Exploring the origin of electron spin polarization in metal-containing chromophore–radical systems via multireference calculations

Abstract

The electron spin polarization (ESP) phenomenon in photoexcited chromophore–radical connected systems was analyzed by multireference electronic structure calculations. We focused on bpy-M-CAT-mPh-NN (bpy = 4,4′-di-tert-butyl-2,2′-bipyridine, M = Pt or Pd, CAT = 3-tert-butylcatecholate, mPh = meta-phenylene, and NN = nitronyl nitroxide) reported by Kirk et al., which is a connected system consisting of a donor–acceptor complex and a radical, and elucidated the mechanism behind the reversal of the sign of photoinduced ESP depending on the metal species.
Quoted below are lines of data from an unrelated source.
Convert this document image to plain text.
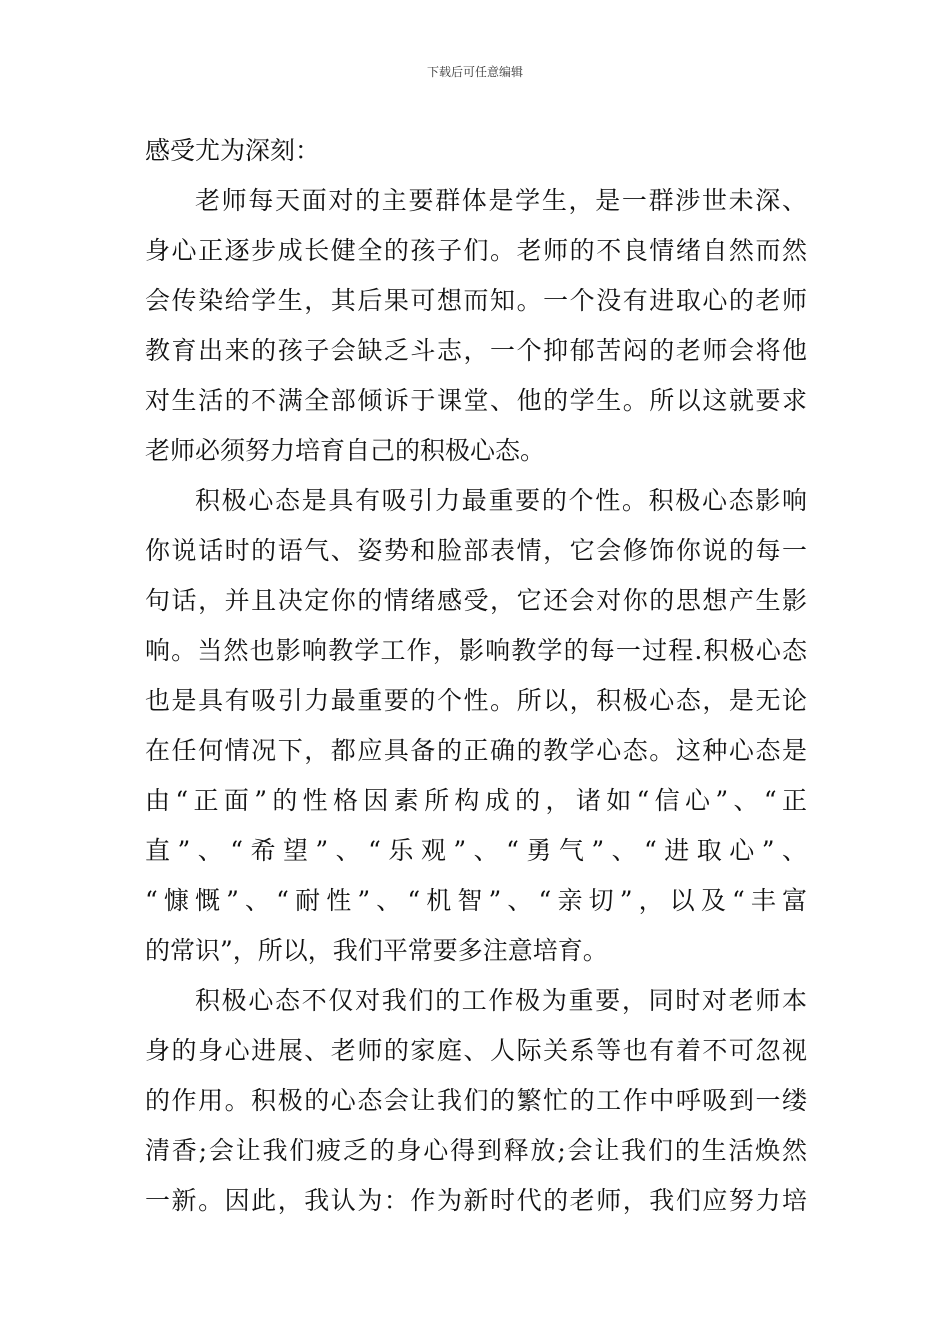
下载后可任意编辑
感受尤为深刻：
老师每天面对的主要群体是学生，是一群涉世未深、
身心正逐步成长健全的孩子们。老师的不良情绪自然而然
会传染给学生，其后果可想而知。一个没有进取心的老师
教育出来的孩子会缺乏斗志，一个抑郁苦闷的老师会将他
对生活的不满全部倾诉于课堂、他的学生。所以这就要求
老师必须努力培育自己的积极心态。
积极心态是具有吸引力最重要的个性。积极心态影响
你说话时的语气、姿势和脸部表情，它会修饰你说的每一
句话，并且决定你的情绪感受，它还会对你的思想产生影
响。当然也影响教学工作，影响教学的每一过程.积极心态
也是具有吸引力最重要的个性。所以，积极心态，是无论
在任何情况下，都应具备的正确的教学心态。这种心态是
由“正面”的性格因素所构成的，诸如“信心”、“正
直”、“希望”、“乐观”、“勇气”、“进取心”、
“慷慨”、“耐性”、“机智”、“亲切”，以及“丰富
的常识”，所以，我们平常要多注意培育。
积极心态不仅对我们的工作极为重要，同时对老师本
身的身心进展、老师的家庭、人际关系等也有着不可忽视
的作用。积极的心态会让我们的繁忙的工作中呼吸到一缕
清香;会让我们疲乏的身心得到释放;会让我们的生活焕然
一新。因此，我认为：作为新时代的老师，我们应努力培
The low-lying electronic states of these molecules were revealed through the multireference theory, suggesting that the ligand-to-ligand charge-transfer states play a significant role. Additionally, several structural factors that influence the energies of the excited states were identified. To enhance our understanding of the ESP, we incorporated spin–orbit coupling as a direct transition term between excited states and explicitly considered its effects on the ESP. The results of evaluating transition rates through a transition simulation indicate that when the influence of spin–orbit coupling is significant, the sign of the ESP in the ground state can reverse. This novel ESP mechanism mediated by spin–orbit coupling may offer fundamental insights for designing molecules to precisely control electron distribution across multiple spin states.